Global perspective Human stories

UN official urges combatants in DR Congo to release child soldiers

UN official urges combatants in DR Congo to release child soldiers

Secretary-General’s Special Representative for the DRC Alan Doss
The top United Nations official in the Democratic Republic of the Congo (DRC) today launched a new appeal for armed groups in the eastern region of the vast war-torn country to release all children remaining in their ranks.

After meeting with a group of 20 children recently removed from the grasp of local militia in North Kivu, the Secretary-General’s Special Representative for the DRC, Alan Doss, spoke on local UN-backed Radio Okapi calling for the return of all boys and girls fighting in the war zone.

“The recruitment and use of children by armed forces and groups is a war crime and a crime against humanity. This literally destroys the future of this country,” said Mr. Doss, who is also the head of the UN peacekeeping mission in the DRC, known by its French acronym MONUC.

With the support of MONUC blue helmets the children are preparing for the readjustment on their return to their families and the villages they uprooted from before engaging in combat.

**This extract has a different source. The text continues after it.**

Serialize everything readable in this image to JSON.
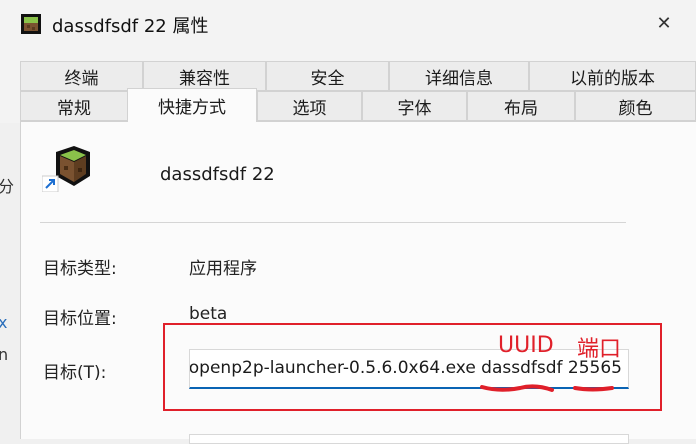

During their visit, the Special Representative and the Force Commander of MONUC, General Babacar Gaye, pledged the UN would make every effort to eradicate the scourge of child soldiers.

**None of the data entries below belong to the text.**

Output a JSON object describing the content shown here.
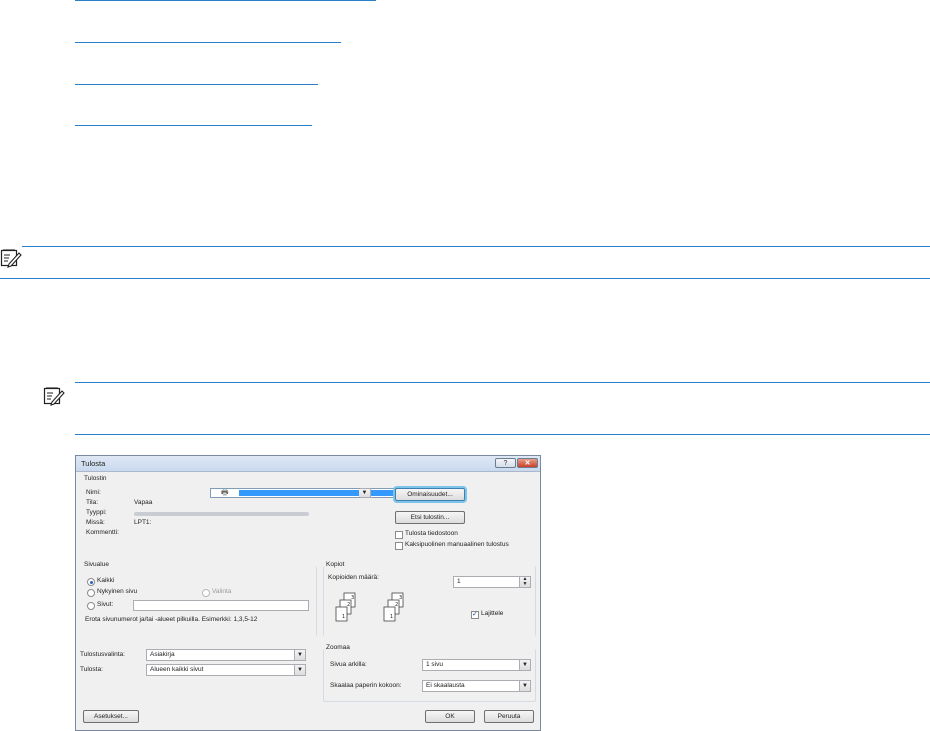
{
  "dialog": {
    "title": "Tulosta",
    "help_label": "?",
    "close_label": "✕",
    "printer": {
      "group_label": "Tulostin",
      "name_label": "Nimi:",
      "status_label": "Tila:",
      "status_value": "Vapaa",
      "type_label": "Tyyppi:",
      "where_label": "Missä:",
      "where_value": "LPT1:",
      "comment_label": "Kommentti:",
      "properties_button": "Ominaisuudet...",
      "find_printer_button": "Etsi tulostin...",
      "print_to_file": "Tulosta tiedostoon",
      "manual_duplex": "Kaksipuolinen manuaalinen tulostus"
    },
    "page_range": {
      "group_label": "Sivualue",
      "all": "Kaikki",
      "current_page": "Nykyinen sivu",
      "selection": "Valinta",
      "pages": "Sivut:",
      "hint": "Erota sivunumerot ja/tai -alueet pilkuilla. Esimerkki: 1,3,5-12"
    },
    "copies": {
      "group_label": "Kopiot",
      "count_label": "Kopioiden määrä:",
      "count_value": "1",
      "collate": "Lajittele"
    },
    "print_what": {
      "label": "Tulostusvalinta:",
      "value": "Asiakirja"
    },
    "print": {
      "label": "Tulosta:",
      "value": "Alueen kaikki sivut"
    },
    "zoom": {
      "group_label": "Zoomaa",
      "pages_per_sheet_label": "Sivua arkilla:",
      "pages_per_sheet_value": "1 sivu",
      "scale_label": "Skaalaa paperin kokoon:",
      "scale_value": "Ei skaalausta"
    },
    "options_button": "Asetukset...",
    "ok_button": "OK",
    "cancel_button": "Peruuta"
  },
  "icons": {
    "note_icon": "note-pencil-icon",
    "dropdown_icon": "chevron-down-icon",
    "spinner_icon": "up-down-spinner-icon"
  },
  "colors": {
    "link_rule": "#2a7fc8",
    "selection": "#3399ff",
    "close_red": "#c8402a"
  }
}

The Government of the DRC and the mainly Tutsi rebel militia Congrès national pour la Défense du people (CNDP) began talks in Nairobi in December aimed at ending the ongoing conflict centred in the east of the country, which has uprooted an estimated 250,000 people since late August, on top of the 800,000 already displaced in the region, mainly in North Kivu province.

With a 17,500-strong force, MONUC currently has more troops on the ground than any other UN mission. It was originally set up in 1999 with a mandated force of some 5,500 to help enforce a ceasefire after years of civil war that cost 4 million lives in fighting and attendant hunger and disease – widely considered the most lethal conflict in the world since the Second World War – before it ended earlier this decade.